For customers looking to do a deeper dive, there’s a QR code that can provide more details on what each of the categories entail.
But Woodyard is well aware that this is not a one-size-fits-all solution or perfect: “We would love feedback from the industry on how this label and the metrics used for it can be improved. It’s definitely a process, and we’re not saying we have a perfect solution. This is just the beginning.”
Although there is certification fatigue — in the industry and by consumers— Woodyard is hopeful that this easier-to-digest version will be different than a usual logo. It will be more comprehensive and yet, also be product specific.
“This way a brand cannot make some broad sweeping statement. Because each one of these tags is specific to the product it’s on,” he adds.
And since greenwashing is abundant these days, Woodyard hopes that this will push companies to be transparent about the various facets of their business. “Trust between brands and consumers is at an all time low these days, I feel.”
Thus brands that are committed to sharing more in-depth information about their processes will be receptive to this label, Woodyard believes. It would help distinguish companies who are genuine about their efforts to those that are merely making marketing claims, he argues.
Woodyard admits that Nisolo is not perfect itself: for instance, they’re aiming to get all their leather certified by the Working Leather Group. But they’re not there yet. And that will reflect on the labels of particular items.
Since Nisolo wants to help create industry-wide change, the Sustainability Facts Label has an open-source format. “We are sharing years of work and research at no cost to any brand who wants to adopt it. And we hope that does get people on board.”
The label does, however, rely on existing metrics — be it through certifications or other third-party audits — to collect the foundational data needed. This means that companies would have to self-report ethically, especially if they’re not using an existing certification such as Fair Trade, B Corp, or Climate Neutral. Nisolo, as a brand has been very close to its supply chain, making routine visits, and allowing for third-party audits.

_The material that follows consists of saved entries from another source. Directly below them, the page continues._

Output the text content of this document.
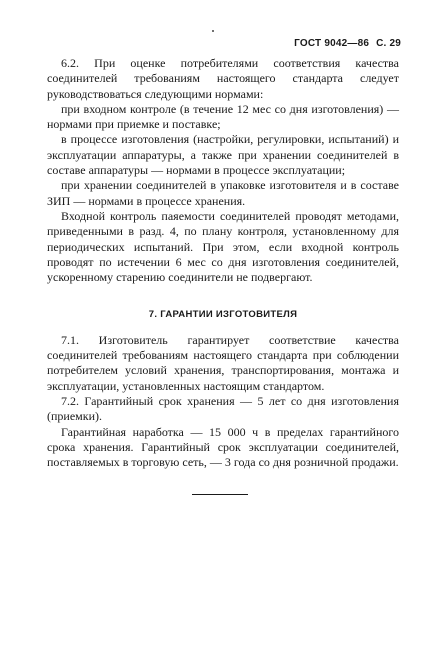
ГОСТ 9042—86 С. 29

6.2. При оценке потребителями соответствия качества соединителей требованиям настоящего стандарта следует руководствоваться следующими нормами:

при входном контроле (в течение 12 мес со дня изготовления) — нормами при приемке и поставке;

в процессе изготовления (настройки, регулировки, испытаний) и эксплуатации аппаратуры, а также при хранении соединителей в составе аппаратуры — нормами в процессе эксплуатации;

при хранении соединителей в упаковке изготовителя и в составе ЗИП — нормами в процессе хранения.

Входной контроль паяемости соединителей проводят методами, приведенными в разд. 4, по плану контроля, установленному для периодических испытаний. При этом, если входной контроль проводят по истечении 6 мес со дня изготовления соединителей, ускоренному старению соединители не подвергают.

7. ГАРАНТИИ ИЗГОТОВИТЕЛЯ

7.1. Изготовитель гарантирует соответствие качества соединителей требованиям настоящего стандарта при соблюдении потребителем условий хранения, транспортирования, монтажа и эксплуатации, установленных настоящим стандартом.

7.2. Гарантийный срок хранения — 5 лет со дня изготовления (приемки).

Гарантийная наработка — 15 000 ч в пределах гарантийного срока хранения. Гарантийный срок эксплуатации соединителей, поставляемых в торговую сеть, — 3 года со дня розничной продажи.
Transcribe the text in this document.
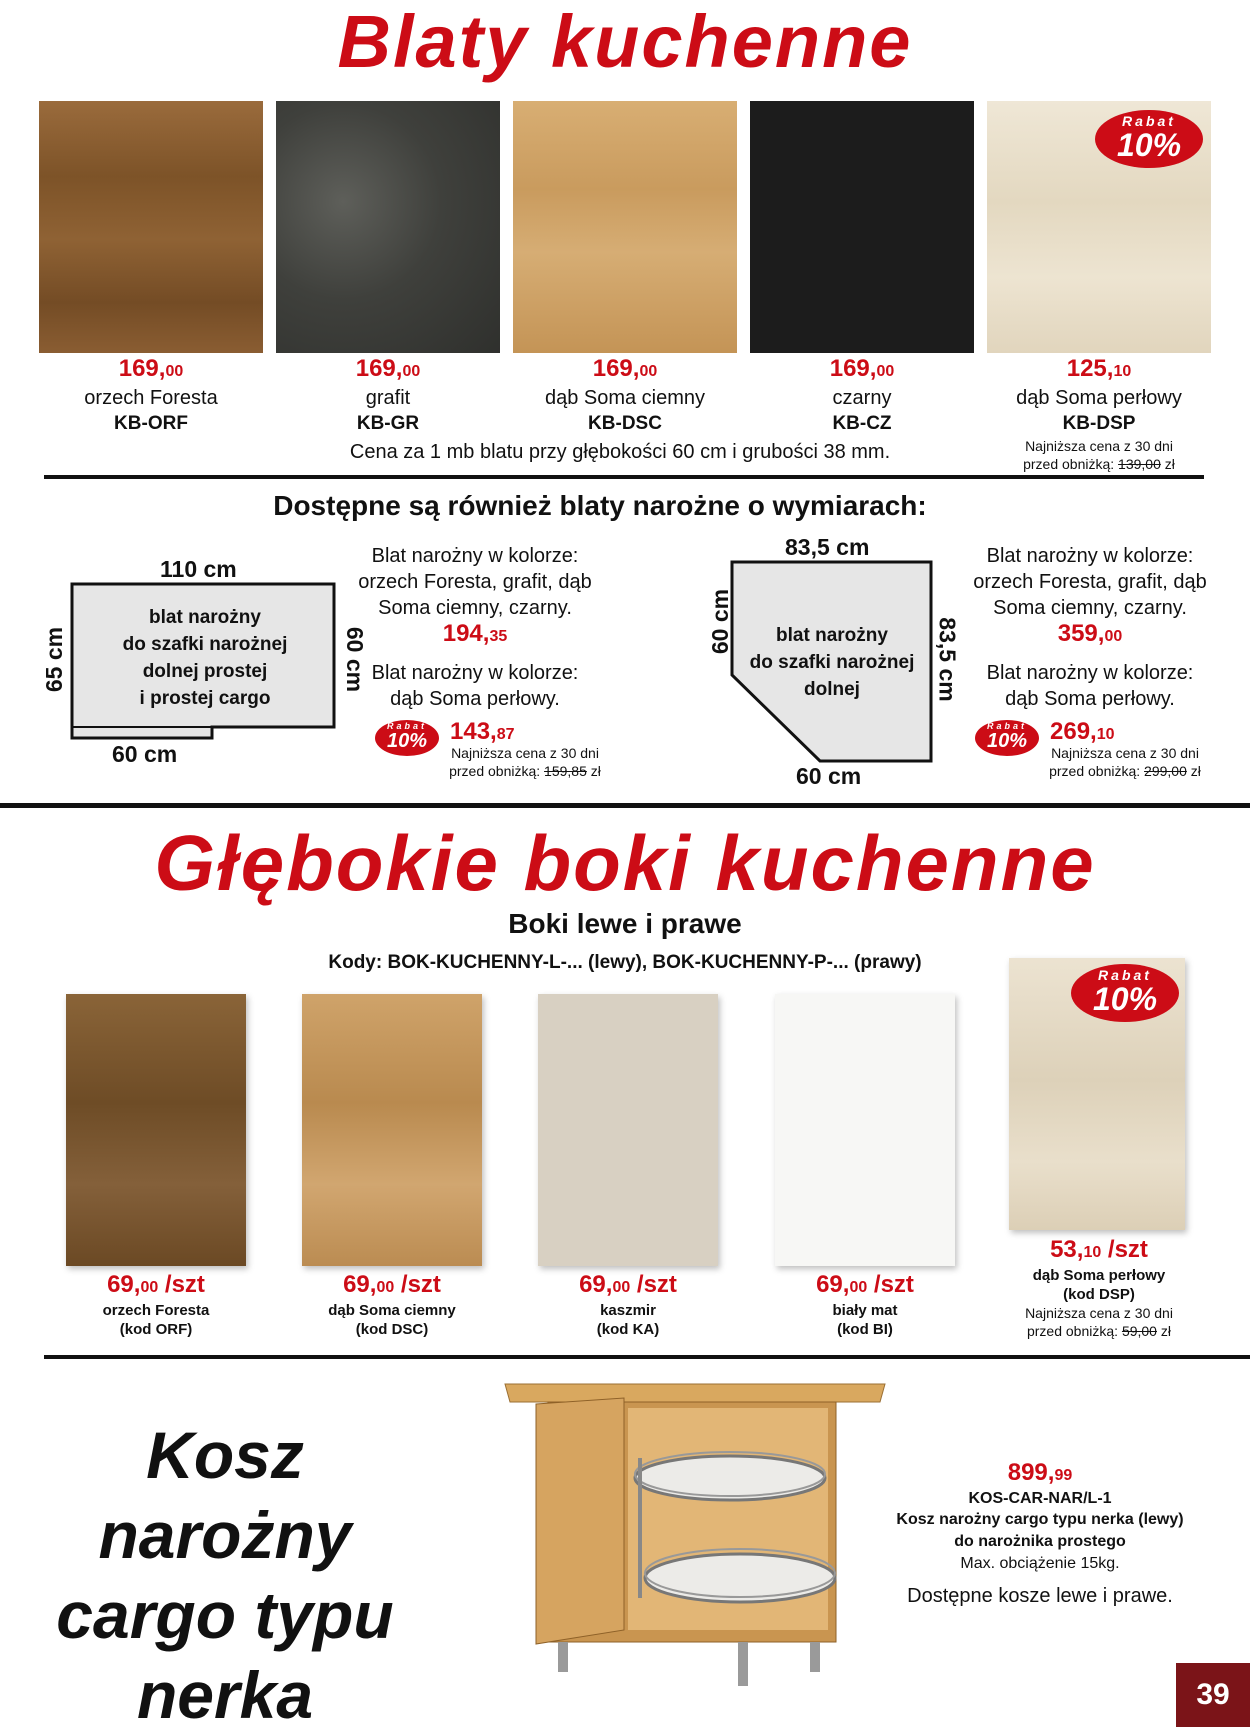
Blaty kuchenne
Rabat
10%
169,00
orzech Foresta
KB-ORF
169,00
grafit
KB-GR
169,00
dąb Soma ciemny
KB-DSC
169,00
czarny
KB-CZ
125,10
dąb Soma perłowy
KB-DSP
Najniższa cena z 30 dni
przed obniżką: 139,00 zł
Cena za 1 mb blatu przy głębokości 60 cm i grubości 38 mm.
Dostępne są również blaty narożne o wymiarach:
110 cm
65 cm	60 cm
60 cm
blat narożny
do szafki narożnej
dolnej prostej
i prostej cargo
Blat narożny w kolorze:
orzech Foresta, grafit, dąb
Soma ciemny, czarny.
194,35
Blat narożny w kolorze:
dąb Soma perłowy.
Rabat
10% 143,87
Najniższa cena z 30 dni
przed obniżką: 159,85 zł
83,5 cm
60 cm	83,5 cm
60 cm
blat narożny
do szafki narożnej
dolnej
Blat narożny w kolorze:
orzech Foresta, grafit, dąb
Soma ciemny, czarny.
359,00
Blat narożny w kolorze:
dąb Soma perłowy.
Rabat
10% 269,10
Najniższa cena z 30 dni
przed obniżką: 299,00 zł
Głębokie boki kuchenne
Boki lewe i prawe
Kody: BOK-KUCHENNY-L-... (lewy), BOK-KUCHENNY-P-... (prawy)
Rabat
10%
69,00 /szt
orzech Foresta
(kod ORF)
69,00 /szt
dąb Soma ciemny
(kod DSC)
69,00 /szt
kaszmir
(kod KA)
69,00 /szt
biały mat
(kod BI)
53,10 /szt
dąb Soma perłowy
(kod DSP)
Najniższa cena z 30 dni
przed obniżką: 59,00 zł
Kosz narożny
cargo typu
nerka
899,99
KOS-CAR-NAR/L-1
Kosz narożny cargo typu nerka (lewy)
do narożnika prostego
Max. obciążenie 15kg.
Dostępne kosze lewe i prawe.
39
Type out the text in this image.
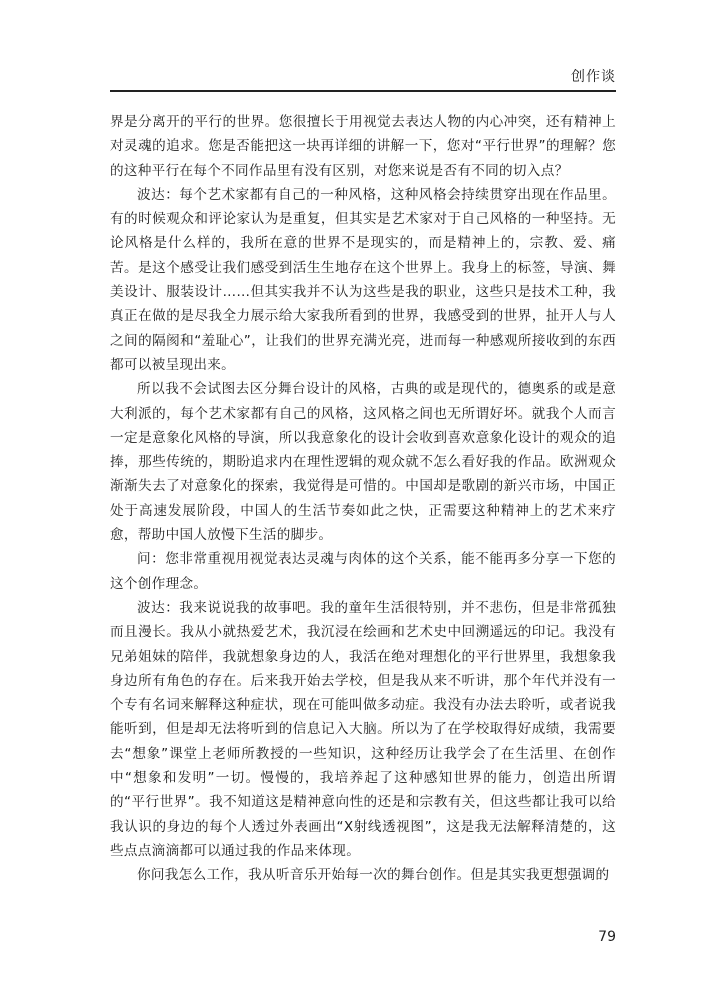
创作谈

界是分离开的平行的世界。您很擅长于用视觉去表达人物的内心冲突，还有精神上对灵魂的追求。您是否能把这一块再详细的讲解一下，您对“平行世界”的理解？您的这种平行在每个不同作品里有没有区别，对您来说是否有不同的切入点？

波达：每个艺术家都有自己的一种风格，这种风格会持续贯穿出现在作品里。有的时候观众和评论家认为是重复，但其实是艺术家对于自己风格的一种坚持。无论风格是什么样的，我所在意的世界不是现实的，而是精神上的，宗教、爱、痛苦。是这个感受让我们感受到活生生地存在这个世界上。我身上的标签，导演、舞美设计、服装设计……但其实我并不认为这些是我的职业，这些只是技术工种，我真正在做的是尽我全力展示给大家我所看到的世界，我感受到的世界，扯开人与人之间的隔阂和“羞耻心”，让我们的世界充满光亮，进而每一种感观所接收到的东西都可以被呈现出来。

所以我不会试图去区分舞台设计的风格，古典的或是现代的，德奥系的或是意大利派的，每个艺术家都有自己的风格，这风格之间也无所谓好坏。就我个人而言一定是意象化风格的导演，所以我意象化的设计会收到喜欢意象化设计的观众的追捧，那些传统的，期盼追求内在理性逻辑的观众就不怎么看好我的作品。欧洲观众渐渐失去了对意象化的探索，我觉得是可惜的。中国却是歌剧的新兴市场，中国正处于高速发展阶段，中国人的生活节奏如此之快，正需要这种精神上的艺术来疗愈，帮助中国人放慢下生活的脚步。

问：您非常重视用视觉表达灵魂与肉体的这个关系，能不能再多分享一下您的这个创作理念。

波达：我来说说我的故事吧。我的童年生活很特别，并不悲伤，但是非常孤独而且漫长。我从小就热爱艺术，我沉浸在绘画和艺术史中回溯遥远的印记。我没有兄弟姐妹的陪伴，我就想象身边的人，我活在绝对理想化的平行世界里，我想象我身边所有角色的存在。后来我开始去学校，但是我从来不听讲，那个年代并没有一个专有名词来解释这种症状，现在可能叫做多动症。我没有办法去聆听，或者说我能听到，但是却无法将听到的信息记入大脑。所以为了在学校取得好成绩，我需要去“想象”课堂上老师所教授的一些知识，这种经历让我学会了在生活里、在创作中“想象和发明”一切。慢慢的，我培养起了这种感知世界的能力，创造出所谓的“平行世界”。我不知道这是精神意向性的还是和宗教有关，但这些都让我可以给我认识的身边的每个人透过外表画出“X射线透视图”，这是我无法解释清楚的，这些点点滴滴都可以通过我的作品来体现。

你问我怎么工作，我从听音乐开始每一次的舞台创作。但是其实我更想强调的

79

But other, especially larger, companies, may have a different approach.
That’s why this is just the first version of the label, Woodyard notes, and is hopeful that it will only improve in the coming months as they collect all the feedback from the industry.
All in all though he wants it to push the industry to finally be transparent about what’s going on behind the scenes.
“This way, better choices can be made, consumer demand can be reshaped, and supply chains can change for the better,” Woodyard says.